I don't think backface culling will save any bandwidth as the process is internal to the GPU pipeline.

 

[3dcgi]

OK, stupid question time, isn't this where the geometry "loop" in D3D10 comes in? VS(-GS)-streamout-VS-GS?

While the geometry loop could be used for backface culling I don't expect it to be used like this in general. Bandwidth is precious so I'd expect developers to spend a little time on vertex processing rather than using streamout. Now if the game is already using a streamout loop then it might make sense for them to cull in the GS as this will save bandwidth in addition to future vertex processing.

 

[Nick]

I don't think backface culling will save any bandwidth as the process is internal to the GPU pipeline.

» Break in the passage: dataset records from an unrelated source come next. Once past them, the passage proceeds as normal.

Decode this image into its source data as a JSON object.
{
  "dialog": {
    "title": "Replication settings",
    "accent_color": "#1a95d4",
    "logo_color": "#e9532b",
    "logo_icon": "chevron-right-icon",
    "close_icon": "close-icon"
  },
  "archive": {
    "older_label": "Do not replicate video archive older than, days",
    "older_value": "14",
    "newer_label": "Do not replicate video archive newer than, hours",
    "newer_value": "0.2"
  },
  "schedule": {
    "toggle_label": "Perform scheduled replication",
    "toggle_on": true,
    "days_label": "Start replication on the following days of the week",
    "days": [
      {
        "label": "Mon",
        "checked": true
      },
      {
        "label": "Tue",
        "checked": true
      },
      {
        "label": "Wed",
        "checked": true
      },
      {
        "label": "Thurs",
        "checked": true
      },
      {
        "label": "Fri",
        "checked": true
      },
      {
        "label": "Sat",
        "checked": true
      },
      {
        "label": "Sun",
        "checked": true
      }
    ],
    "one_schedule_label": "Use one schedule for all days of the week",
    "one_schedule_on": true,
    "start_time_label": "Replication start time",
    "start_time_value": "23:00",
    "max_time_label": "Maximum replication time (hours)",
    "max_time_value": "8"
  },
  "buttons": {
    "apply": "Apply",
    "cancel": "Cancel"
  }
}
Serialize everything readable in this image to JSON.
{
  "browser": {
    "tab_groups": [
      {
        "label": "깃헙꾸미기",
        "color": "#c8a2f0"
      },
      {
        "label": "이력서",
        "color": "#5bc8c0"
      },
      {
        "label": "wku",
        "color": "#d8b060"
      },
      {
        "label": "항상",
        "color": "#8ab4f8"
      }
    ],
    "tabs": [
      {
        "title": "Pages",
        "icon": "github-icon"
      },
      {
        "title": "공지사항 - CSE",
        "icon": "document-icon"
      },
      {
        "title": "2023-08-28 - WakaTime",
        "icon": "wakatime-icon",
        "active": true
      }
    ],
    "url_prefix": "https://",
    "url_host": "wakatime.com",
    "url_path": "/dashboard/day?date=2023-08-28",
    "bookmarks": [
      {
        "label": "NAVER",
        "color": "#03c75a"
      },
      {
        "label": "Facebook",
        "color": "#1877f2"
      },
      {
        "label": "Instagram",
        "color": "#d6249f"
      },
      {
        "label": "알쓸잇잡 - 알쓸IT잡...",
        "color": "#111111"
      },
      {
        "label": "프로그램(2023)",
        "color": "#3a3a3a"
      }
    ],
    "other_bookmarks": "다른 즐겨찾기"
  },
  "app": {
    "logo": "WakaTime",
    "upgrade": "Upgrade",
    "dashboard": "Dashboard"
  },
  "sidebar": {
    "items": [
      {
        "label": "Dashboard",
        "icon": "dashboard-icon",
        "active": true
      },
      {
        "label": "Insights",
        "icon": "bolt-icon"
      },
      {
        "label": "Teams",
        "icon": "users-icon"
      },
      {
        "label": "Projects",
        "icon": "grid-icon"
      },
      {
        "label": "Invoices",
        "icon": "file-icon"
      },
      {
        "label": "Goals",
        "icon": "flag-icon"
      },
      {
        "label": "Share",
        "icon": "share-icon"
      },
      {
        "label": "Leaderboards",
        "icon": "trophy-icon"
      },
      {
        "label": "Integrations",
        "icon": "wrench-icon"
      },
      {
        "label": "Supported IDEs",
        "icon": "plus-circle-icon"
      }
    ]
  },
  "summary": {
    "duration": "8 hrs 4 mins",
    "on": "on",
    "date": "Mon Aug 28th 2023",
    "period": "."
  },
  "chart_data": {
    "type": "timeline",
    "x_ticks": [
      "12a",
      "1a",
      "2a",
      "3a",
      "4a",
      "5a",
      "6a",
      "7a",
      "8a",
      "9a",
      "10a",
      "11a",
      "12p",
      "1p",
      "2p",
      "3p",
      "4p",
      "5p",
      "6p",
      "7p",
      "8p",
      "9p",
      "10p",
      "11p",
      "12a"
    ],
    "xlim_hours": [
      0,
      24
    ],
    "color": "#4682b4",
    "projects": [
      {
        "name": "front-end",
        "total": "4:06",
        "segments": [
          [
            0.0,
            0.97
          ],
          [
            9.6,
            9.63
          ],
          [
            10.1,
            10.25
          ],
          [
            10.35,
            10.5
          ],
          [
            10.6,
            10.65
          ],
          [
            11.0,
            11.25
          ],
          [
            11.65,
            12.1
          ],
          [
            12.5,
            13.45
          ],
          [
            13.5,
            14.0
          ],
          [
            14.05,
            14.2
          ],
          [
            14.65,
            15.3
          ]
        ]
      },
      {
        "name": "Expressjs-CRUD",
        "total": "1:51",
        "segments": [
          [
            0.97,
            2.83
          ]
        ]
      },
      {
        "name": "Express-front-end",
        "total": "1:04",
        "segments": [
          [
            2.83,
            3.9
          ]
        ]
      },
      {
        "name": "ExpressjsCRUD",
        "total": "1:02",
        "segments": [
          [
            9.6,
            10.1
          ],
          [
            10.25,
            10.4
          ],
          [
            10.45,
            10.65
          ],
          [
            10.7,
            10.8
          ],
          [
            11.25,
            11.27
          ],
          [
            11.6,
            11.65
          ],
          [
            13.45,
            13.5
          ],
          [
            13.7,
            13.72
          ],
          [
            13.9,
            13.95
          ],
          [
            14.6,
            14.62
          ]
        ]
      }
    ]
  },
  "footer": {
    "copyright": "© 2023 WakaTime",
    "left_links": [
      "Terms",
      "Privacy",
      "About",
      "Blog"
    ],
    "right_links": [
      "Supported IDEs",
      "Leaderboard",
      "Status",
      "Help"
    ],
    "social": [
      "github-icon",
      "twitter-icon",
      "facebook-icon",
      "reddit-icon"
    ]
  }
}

Vertex shaders require bandwidth for reading input registers and writing output registers (i.e. vertex buffer streams). If you can skip executing a major part of the vertex shader for backfacing triangles you're saving bandwidth, not?

 

[Nom De Guerre]

The original (paraphrased parts) pertinent question :

So is it even possible at all to do backface culling before the vertex shaders? ... with modern GPUs...

No, not with the latest graphics chips and not until we know where the vertices are between vertex shading and rasterization, since that is the stage (the "hole", if you like) where backface culling currently happens in the GPU. I'm sure you already know this and that you'rte probably asking for work-arounds (which some have attempted to contribute in this thread) by starting this thread but I thought I'd just state the obvious, which is that there are no known "tricks" (like you had hoped!) even with the latest graphics chips.

 

[Nom De Guerre]

I should add that this limitation should not be a significant problem if vertex shaders were small, which has been the case in all DX8/DX9 games thus far (relatively-speaking). The problem is of course that of performance, which has a small delta wrt this problem, which is what I think this thread is about.

However, current/latest GPUs might (keyword) actually have an optimization to detect when the vertex shader doesn't change the vertex position (but just passes it through from one of the input streams) and avoid invoking the vertex shader in that case. Probably something we should think about.

 

[3dcgi]

Vertex shaders require bandwidth for reading input registers and writing output registers (i.e. vertex buffer streams). If you can skip executing a major part of the vertex shader for backfacing triangles you're saving bandwidth, not?

I see what you mean. I was thinking write bandwidth, but you would save read bandwidth from the vertex buffer. There's a reason I typically preface something with "I think". I forget stuff. :smile:

I'm not sure when vertex buffer streams are used, but in general rendering output registers are on chip and bandwidth to these is enough to sustain the peak rate.

 

[Nick]

I'm not sure when vertex buffer streams are used, but in general rendering output registers are on chip and bandwidth to these is enough to sustain the peak rate.

Input registers are directly linked to the vertex streams, so they consume off chip bandwith. Output registers go to the vertex cache, which is on chip (I'm not sure if it helps to save on bandwidth and cache space but in theory it could help). However, R520/80 supposedly has a very big memory bus and although that's probably mostly for passing around data for the pixel shaders I assume early backface culling could save some transistors or save bandwidth for pixel processing.